I took one, and returned to the couch. The room had suddenly darkened—it had clouded up—and a momentary patter of drops on the leaves of the thorn tree sounded in the silence, as if it were inside the room.

“Rain!” I said.… “I love it! Don’t you?”

“You mean the sound of it?…”

“No—everything. The sound, yes, but also the light—rain has always had for me, ever since I can remember, a special sort of magic. On rainy days I experience a special kind of delicious melancholy—a melancholy that is happy, if that means anything to you. I brood, my imagination is set free, I am restless and depressed, and yet at the same time it is as if something inside me wanted to sing.… Don’t I sound like a sentimental idiot?”

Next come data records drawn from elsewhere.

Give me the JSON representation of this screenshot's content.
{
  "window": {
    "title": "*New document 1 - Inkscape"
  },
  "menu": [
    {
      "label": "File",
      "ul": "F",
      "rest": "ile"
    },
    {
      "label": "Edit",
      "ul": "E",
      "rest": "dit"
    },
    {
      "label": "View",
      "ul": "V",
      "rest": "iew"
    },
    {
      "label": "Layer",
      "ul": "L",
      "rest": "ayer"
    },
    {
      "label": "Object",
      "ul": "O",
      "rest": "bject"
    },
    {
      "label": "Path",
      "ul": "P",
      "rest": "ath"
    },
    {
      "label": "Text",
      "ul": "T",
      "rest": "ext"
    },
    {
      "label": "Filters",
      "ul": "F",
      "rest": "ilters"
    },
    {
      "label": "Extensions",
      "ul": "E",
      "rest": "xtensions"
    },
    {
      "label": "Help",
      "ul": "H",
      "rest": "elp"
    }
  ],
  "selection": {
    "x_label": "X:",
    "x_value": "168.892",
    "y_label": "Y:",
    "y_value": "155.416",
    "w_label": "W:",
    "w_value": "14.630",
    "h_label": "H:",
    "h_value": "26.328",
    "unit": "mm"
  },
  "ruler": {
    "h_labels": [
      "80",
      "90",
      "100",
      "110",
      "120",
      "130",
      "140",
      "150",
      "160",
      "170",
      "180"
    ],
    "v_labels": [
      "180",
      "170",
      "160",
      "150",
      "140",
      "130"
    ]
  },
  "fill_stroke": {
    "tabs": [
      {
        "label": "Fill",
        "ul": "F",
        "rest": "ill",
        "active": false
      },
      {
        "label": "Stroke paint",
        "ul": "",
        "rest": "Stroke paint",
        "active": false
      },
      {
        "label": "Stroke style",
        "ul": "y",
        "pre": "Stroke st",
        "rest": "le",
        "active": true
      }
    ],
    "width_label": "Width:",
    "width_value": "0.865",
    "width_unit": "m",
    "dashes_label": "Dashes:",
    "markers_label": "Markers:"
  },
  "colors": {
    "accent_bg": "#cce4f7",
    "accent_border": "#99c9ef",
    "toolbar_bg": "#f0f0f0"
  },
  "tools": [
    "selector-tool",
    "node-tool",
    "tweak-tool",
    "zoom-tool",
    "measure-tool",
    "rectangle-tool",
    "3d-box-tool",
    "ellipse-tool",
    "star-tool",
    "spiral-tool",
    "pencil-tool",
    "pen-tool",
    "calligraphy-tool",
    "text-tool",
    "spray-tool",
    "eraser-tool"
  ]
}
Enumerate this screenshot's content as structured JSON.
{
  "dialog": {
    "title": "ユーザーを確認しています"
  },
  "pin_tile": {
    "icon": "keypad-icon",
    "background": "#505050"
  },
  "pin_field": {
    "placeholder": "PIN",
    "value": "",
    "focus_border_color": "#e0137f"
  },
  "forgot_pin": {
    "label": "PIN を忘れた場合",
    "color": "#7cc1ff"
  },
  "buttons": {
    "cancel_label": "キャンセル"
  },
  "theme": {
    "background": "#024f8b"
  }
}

“Oh!” she said, “how nice of you!”

She rose, very gingerly, and coming to the end of the couch rested her two hands on the blue-canvas arm, one hand on top of the other. As she looked out through the window at the thorn tree, watching the small leaves curtsey and genuflect to the raindrops, and then spring up again released, I felt as if I were going to tremble. I found myself thinking about her heart again—she looked so astonishingly frail. How could so frail a body, a body so ethereally and transparently slight, contain a spirit so vivid? One felt that with the slightest flutter the bright bird might escape and be gone.

“Yes,” she said, in almost a whisper, as if to herself, “it is beautiful … beautiful. It does make one want to sing. And how the thrushes adore it!”

“I remember”—I said—“how once, when I was a small boy, I went bathing in the sea on a darkish day. While I was swimming, it began to rain. I was at first astonished—almost frightened. The water was smooth—there was no sound of waves—and all about me arose a delicate and delicious seething, the low sound of raindrops on the sea. It was a ghostly and whispering sound—there was something sinister in it, and also something divinely soothing. I lay on my back and floated, letting the drops fall on my face while I looked up at the clouds—and then I swam very softly, so as to be able to listen. I don’t believe I was ever happier in my life. It was as if I had gone into another world.… And then, when I went ashore, I remember how I ran to the bathing hut, for fear of getting wet!…”

“Of course!” she cried. “Of course you would!…”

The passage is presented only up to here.